The spokesperson for the Federal Road Safety Commission (FRSC), Mr Jonas Agwu, in this piece, speaks on the initiative to save lives on the roads through the use of speed limiter which mock implementation commenced on June 1.
On Wednesday, May 27, the Federal Road Safety Commission (FRSC) and stakeholders in the transport sector agreed to commence subtle enforcement(without booking) of the use of speed limiters in commercial vehicles from June 1, while, from September 1, full enforcement will commence. This decision is a shift from the initial enforcement date of June I. The FRSC Corps Marshal, Mr Boboye Oyeyemi, had described as “unacceptable avoidable crashes that are speed related, stressing that studies showed that speed related factors alone accounted for about 50.8 percent of crashes that occurred in Nigeria last year”. As has been proven, speed limiting devices automatically control the speed of a moving vehicle to the programmed speed limits against the tendency of the drivers to drive above the stipulated speed limit.
The use of speed limiting device in vehicles is, however, not new in automobile technology, as some nations, even in Africa, had since introduced it. But for Nigeria, the speed limiter initiative could translate to a wholesome reduction of road traffic crashes nationwide by at least 35%. When the phase two of the initiative is extended to other categories of motorists, especially the private vehicle owners, road traffic crash fatality would have been brought under manageable control in Nigeria. This will certainly facilitate, to a large extent, the goals of the Vision 20:2020 of placing Nigerian roads within the league of the 20 safest global roads.
Despite the novelty of the speed limiting device in stemming excessive speeding, stakeholders and motorists, as is usual with strategies and innovations by the FRSC to stop deaths and injuries on our highways, have always had two or sometimes three opposing opinions. While stakeholders, who are proactive in the use of best practices, are always quick to embrace the innovations, there are those whose response is often slow with initial apprehension and ultimately acceptance. The same has been the case with the speed limiter enforcement. I know of the stakeholders who, from the onset, embraced the novelty but at a recent press parley in Abuja appealed to the FRSC to postpone the June 1 enforcement date which they described as good. However in their opinion, the just concluded national elections ate into their advocacy campaigns meant to raise awareness and acceptance of the scheme.
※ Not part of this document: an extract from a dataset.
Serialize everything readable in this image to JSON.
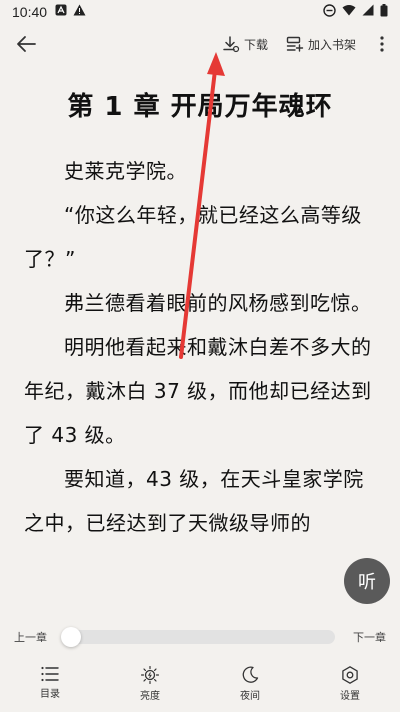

The stakeholders, drawn from the following unions,: Petroleum Tankers Drivers(PTD)of the National Union of Petroleum and Natural Gas (NUPENG),National Union of Road Transport Workers(NURTW),Road Transport Employers Association of Nigeria(RTEAN), called on the leadership of the FRSC to rethink the date and grant them more time to enable them reach out to their members. The first to speak was Mr Salmon Oladiti,the Chairman of the PTD, who asked for a little time in order to sensitize his members across the country, noting, however, that speed limiter device was very good for our country as it controls our drivers on the highways. He observed that if their request for 90days or three months extension could be granted, it will be good. Alhaji Nojeem Yasin,President of the NURTW,urged the regulators to delay enforcement for the next four months to also enable the union sensitize its members on the initiative. These positions were echoed by Mr Adeniyi Yusuf, the National Secretary-General of the RTEAN, who cited security concerns in some parts of the country among reasons for the call of a postponement.
Although the FRSC boss, Oyeyemi, said only stakeholders could adjust the June 1 date, it is exciting to know that 72 hours after this appeal was made, key stakeholders rose from the May 27 parley with the commencement of subtle enforcement effective on that date and full enforcement from September 1.